Marc Perrault déplore que Transports Canada n’applique pas toujours les recommandations du BST. Transports Canada n’ont pas l’obligation d’appliquer la recommandation, ce n’est qu’une recommandation. Je crois que Transports Canada devrait les appliquer et je crois qu'elle devrait les appliquer dans les plus brefs délais.

Toujours dans un courriel, Transports Canada nous répond que le ministère tient compte d’autres considérations telles que la praticabilité et l’efficacité des mesures.

Bref, la sécurité n’est pas le seul critère à Transports Canada, même pour le secteur aérien qui est le plus à risque. Si rien n'arrive, tant mieux! Mais s'il y a quelque chose qui arrive, s’il y a un événement qui arrive, un imprévu, une urgence, ça peut être fatal, les conséquences peuvent être extrêmement graves.

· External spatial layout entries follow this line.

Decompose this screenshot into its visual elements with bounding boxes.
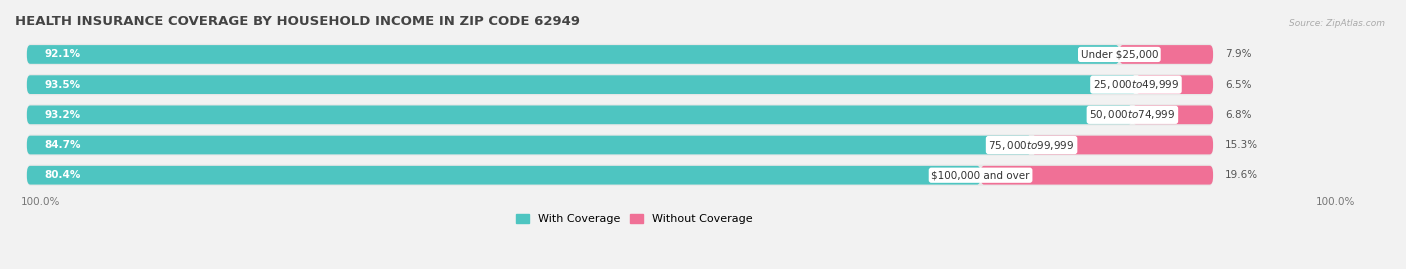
FancyBboxPatch shape xyxy=(27,104,1213,125)
Text: 19.6%: 19.6% xyxy=(1225,170,1258,180)
FancyBboxPatch shape xyxy=(27,75,1136,94)
FancyBboxPatch shape xyxy=(27,166,980,185)
Text: 84.7%: 84.7% xyxy=(45,140,82,150)
Text: 100.0%: 100.0% xyxy=(1316,197,1355,207)
Text: 92.1%: 92.1% xyxy=(45,49,80,59)
Text: 6.8%: 6.8% xyxy=(1225,110,1251,120)
Text: 7.9%: 7.9% xyxy=(1225,49,1251,59)
FancyBboxPatch shape xyxy=(27,45,1119,64)
Text: $25,000 to $49,999: $25,000 to $49,999 xyxy=(1092,78,1180,91)
FancyBboxPatch shape xyxy=(1119,45,1213,64)
Text: $75,000 to $99,999: $75,000 to $99,999 xyxy=(988,139,1074,151)
FancyBboxPatch shape xyxy=(27,136,1032,154)
Text: Under $25,000: Under $25,000 xyxy=(1081,49,1159,59)
Text: Source: ZipAtlas.com: Source: ZipAtlas.com xyxy=(1289,19,1385,28)
FancyBboxPatch shape xyxy=(27,134,1213,155)
Text: 93.5%: 93.5% xyxy=(45,80,80,90)
FancyBboxPatch shape xyxy=(1032,136,1213,154)
FancyBboxPatch shape xyxy=(27,74,1213,95)
Text: HEALTH INSURANCE COVERAGE BY HOUSEHOLD INCOME IN ZIP CODE 62949: HEALTH INSURANCE COVERAGE BY HOUSEHOLD I… xyxy=(15,15,581,28)
FancyBboxPatch shape xyxy=(27,105,1132,124)
FancyBboxPatch shape xyxy=(27,44,1213,65)
Text: $100,000 and over: $100,000 and over xyxy=(931,170,1029,180)
FancyBboxPatch shape xyxy=(27,165,1213,186)
Text: $50,000 to $74,999: $50,000 to $74,999 xyxy=(1090,108,1175,121)
Legend: With Coverage, Without Coverage: With Coverage, Without Coverage xyxy=(512,209,756,228)
FancyBboxPatch shape xyxy=(1132,105,1213,124)
FancyBboxPatch shape xyxy=(980,166,1213,185)
Text: 80.4%: 80.4% xyxy=(45,170,82,180)
Text: 93.2%: 93.2% xyxy=(45,110,80,120)
Text: 15.3%: 15.3% xyxy=(1225,140,1258,150)
Text: 100.0%: 100.0% xyxy=(21,197,60,207)
FancyBboxPatch shape xyxy=(1136,75,1213,94)
Text: 6.5%: 6.5% xyxy=(1225,80,1251,90)
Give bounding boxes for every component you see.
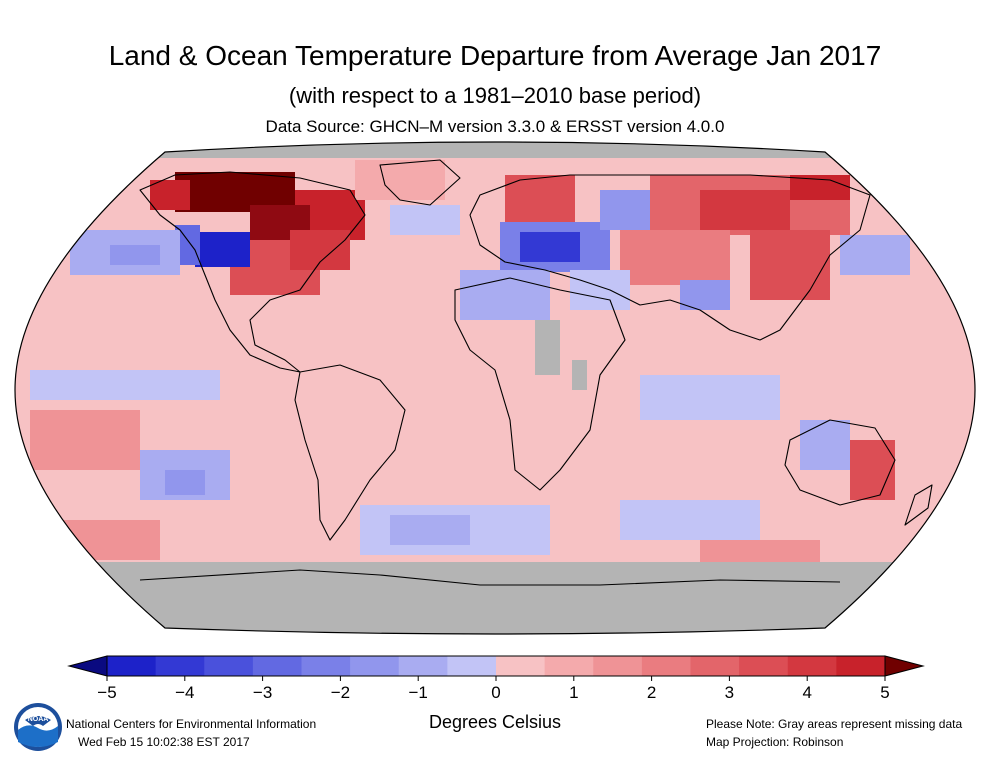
data-source: Data Source: GHCN–M version 3.3.0 & ERSS… <box>265 117 725 136</box>
australia-outline <box>784 419 896 506</box>
colorbar-segment <box>447 656 497 676</box>
anomaly-cell <box>165 470 205 495</box>
anomaly-cell <box>840 235 910 275</box>
colorbar-segment <box>252 656 302 676</box>
colorbar-tick-label: −2 <box>330 683 351 702</box>
anomaly-cell <box>460 270 550 320</box>
timestamp: Wed Feb 15 10:02:38 EST 2017 <box>78 735 250 749</box>
africa-outline <box>454 277 626 491</box>
anomaly-cell <box>150 180 190 210</box>
projection-note: Map Projection: Robinson <box>706 735 844 749</box>
map-title: Land & Ocean Temperature Departure from … <box>108 40 882 71</box>
colorbar-tick-label: −5 <box>97 683 117 702</box>
new-zealand-outline <box>904 484 933 526</box>
greenland-outline <box>379 159 461 206</box>
missing-cell <box>572 360 587 390</box>
colorbar-ticks <box>106 676 886 681</box>
colorbar-segment <box>641 656 691 676</box>
org-name: National Centers for Environmental Infor… <box>66 717 317 731</box>
colorbar-segment <box>593 656 643 676</box>
colorbar-tick-label: 4 <box>802 683 812 702</box>
anomaly-cell <box>110 245 160 265</box>
anomaly-cell <box>750 230 830 300</box>
colorbar-segments <box>67 655 925 677</box>
missing-cell <box>535 320 560 375</box>
anomaly-cell <box>30 410 140 470</box>
colorbar <box>67 655 925 681</box>
colorbar-segment <box>350 656 400 676</box>
anomaly-cell <box>620 500 760 540</box>
anomaly-cell <box>195 232 250 267</box>
colorbar-segment <box>398 656 448 676</box>
colorbar-tick-label: 2 <box>646 683 657 702</box>
anomaly-cell <box>680 280 730 310</box>
anomaly-cell <box>390 515 470 545</box>
land-outlines <box>139 159 933 586</box>
colorbar-segment <box>787 656 837 676</box>
colorbar-tick-label: −4 <box>175 683 195 702</box>
anomaly-cell <box>620 230 730 285</box>
colorbar-tick-label: −1 <box>408 683 428 702</box>
units-label: Degrees Celsius <box>428 712 562 732</box>
anomaly-cell <box>355 160 445 200</box>
antarctica-outline <box>139 569 841 586</box>
colorbar-segment <box>544 656 594 676</box>
missing-data-note: Please Note: Gray areas represent missin… <box>706 717 963 731</box>
anomaly-cell <box>390 205 460 235</box>
anomaly-cell <box>520 232 580 262</box>
colorbar-segment <box>204 656 254 676</box>
colorbar-segment <box>739 656 789 676</box>
colorbar-arrow-low <box>67 655 108 677</box>
anomaly-cell <box>290 230 350 270</box>
anomaly-cell <box>505 175 575 225</box>
colorbar-arrow-high <box>884 655 925 677</box>
eurasia-outline <box>469 174 871 341</box>
north-america-outline <box>139 171 366 373</box>
anomaly-cell <box>800 420 850 470</box>
svg-text:NOAA: NOAA <box>28 716 49 723</box>
colorbar-tick-label: −3 <box>252 683 273 702</box>
colorbar-segment <box>836 656 886 676</box>
anomaly-cell <box>700 190 790 230</box>
colorbar-segment <box>690 656 740 676</box>
anomaly-cell <box>640 375 780 420</box>
anomaly-cell <box>570 270 630 310</box>
colorbar-segment <box>301 656 351 676</box>
anomaly-cell <box>30 370 220 400</box>
colorbar-segment <box>107 656 157 676</box>
south-america-outline <box>294 364 406 541</box>
anomaly-cell <box>850 440 895 500</box>
world-map <box>14 141 976 635</box>
colorbar-segment <box>155 656 205 676</box>
colorbar-segment <box>496 656 546 676</box>
colorbar-tick-label: 1 <box>569 683 579 702</box>
missing-cell <box>15 562 975 634</box>
map-border <box>14 141 976 635</box>
map-subtitle: (with respect to a 1981–2010 base period… <box>288 83 702 108</box>
colorbar-tick-label: 5 <box>880 683 890 702</box>
noaa-logo-icon: NOAA <box>14 703 62 751</box>
colorbar-tick-label: 0 <box>491 683 501 702</box>
colorbar-tick-label: 3 <box>724 683 735 702</box>
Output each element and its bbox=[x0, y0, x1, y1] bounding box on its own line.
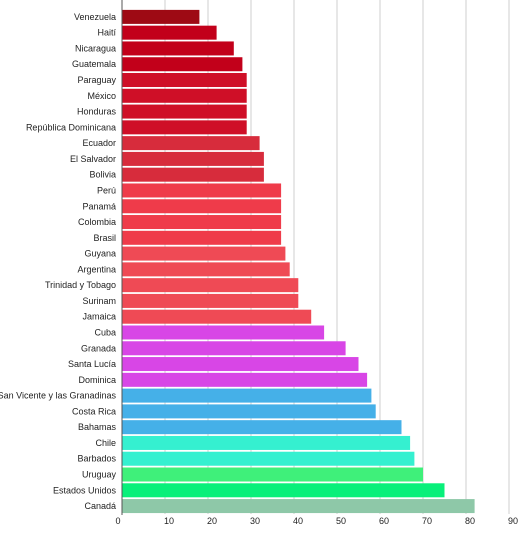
bar bbox=[122, 435, 411, 450]
bar bbox=[122, 120, 247, 135]
bar bbox=[122, 25, 217, 40]
category-label: Nicaragua bbox=[75, 43, 116, 53]
bar bbox=[122, 388, 372, 403]
bar bbox=[122, 467, 423, 482]
category-label: Granada bbox=[81, 343, 116, 353]
x-tick-label: 40 bbox=[293, 516, 303, 526]
bar bbox=[122, 372, 368, 387]
bar bbox=[122, 341, 346, 356]
x-tick-label: 60 bbox=[379, 516, 389, 526]
bar bbox=[122, 167, 264, 182]
bar bbox=[122, 151, 264, 166]
bar bbox=[122, 73, 247, 88]
category-label: Honduras bbox=[77, 107, 117, 117]
category-label: Bolivia bbox=[89, 170, 116, 180]
bar bbox=[122, 246, 286, 261]
x-tick-label: 70 bbox=[422, 516, 432, 526]
category-label: Argentina bbox=[77, 264, 116, 274]
category-label: México bbox=[87, 91, 116, 101]
x-tick-label: 30 bbox=[250, 516, 260, 526]
bar bbox=[122, 293, 299, 308]
category-label: Santa Lucía bbox=[68, 359, 116, 369]
bar bbox=[122, 309, 312, 324]
category-label: Paraguay bbox=[77, 75, 116, 85]
category-label: Barbados bbox=[77, 454, 116, 464]
category-label: Canadá bbox=[84, 501, 116, 511]
bar bbox=[122, 199, 282, 214]
bar bbox=[122, 9, 200, 24]
x-axis-ticks: 0 10 20 30 40 50 60 70 80 90 bbox=[115, 516, 518, 526]
category-label: Brasil bbox=[93, 233, 116, 243]
category-labels: Venezuela Haití Nicaragua Guatemala Paraguay… bbox=[0, 12, 117, 511]
category-label: Panamá bbox=[82, 201, 116, 211]
category-label: Chile bbox=[95, 438, 116, 448]
category-label: Ecuador bbox=[82, 138, 116, 148]
category-label: Estados Unidos bbox=[53, 485, 117, 495]
bar bbox=[122, 88, 247, 103]
bars bbox=[122, 9, 475, 514]
x-tick-label: 90 bbox=[508, 516, 518, 526]
bar bbox=[122, 278, 299, 293]
bar bbox=[122, 483, 445, 498]
category-label: República Dominicana bbox=[26, 122, 116, 132]
category-label: Venezuela bbox=[74, 12, 116, 22]
category-label: Uruguay bbox=[82, 470, 117, 480]
bar bbox=[122, 404, 376, 419]
category-label: Haití bbox=[97, 28, 116, 38]
category-label: Bahamas bbox=[78, 422, 117, 432]
bar bbox=[122, 451, 415, 466]
category-label: Colombia bbox=[78, 217, 116, 227]
bar bbox=[122, 420, 402, 435]
bar bbox=[122, 104, 247, 119]
bar bbox=[122, 230, 282, 245]
category-label: Jamaica bbox=[82, 312, 116, 322]
x-tick-label: 80 bbox=[465, 516, 475, 526]
category-label: Costa Rica bbox=[72, 406, 116, 416]
bar bbox=[122, 136, 260, 151]
bar bbox=[122, 262, 290, 277]
category-label: Guyana bbox=[84, 249, 116, 259]
category-label: Cuba bbox=[94, 327, 116, 337]
x-tick-label: 20 bbox=[207, 516, 217, 526]
category-label: Trinidad y Tobago bbox=[45, 280, 116, 290]
x-tick-label: 10 bbox=[164, 516, 174, 526]
bar bbox=[122, 325, 325, 340]
bar bbox=[122, 215, 282, 230]
x-tick-label: 0 bbox=[115, 516, 120, 526]
bar bbox=[122, 499, 475, 514]
category-label: San Vicente y las Granadinas bbox=[0, 391, 117, 401]
category-label: El Salvador bbox=[70, 154, 116, 164]
bar bbox=[122, 41, 234, 56]
category-label: Perú bbox=[97, 185, 116, 195]
x-tick-label: 50 bbox=[336, 516, 346, 526]
category-label: Dominica bbox=[78, 375, 116, 385]
category-label: Guatemala bbox=[72, 59, 116, 69]
category-label: Surinam bbox=[82, 296, 116, 306]
bar bbox=[122, 57, 243, 72]
bar bbox=[122, 183, 282, 198]
bar bbox=[122, 357, 359, 372]
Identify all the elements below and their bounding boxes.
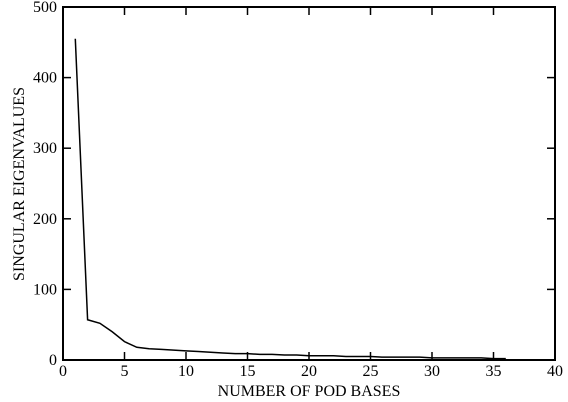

Martin Quintal, qui a dû mettre un terme à son rêve de voler avec son père, est resté amer de son bref passage chez Aéropro. Son accident est survenu alors qu'il était âgé de 23 ans. Ça a brisé ma carrière.

Nous avions plusieurs questions pour le ministre fédéral des Transports, Marc Garneau. Mais il a décliné notre demande d’entrevue.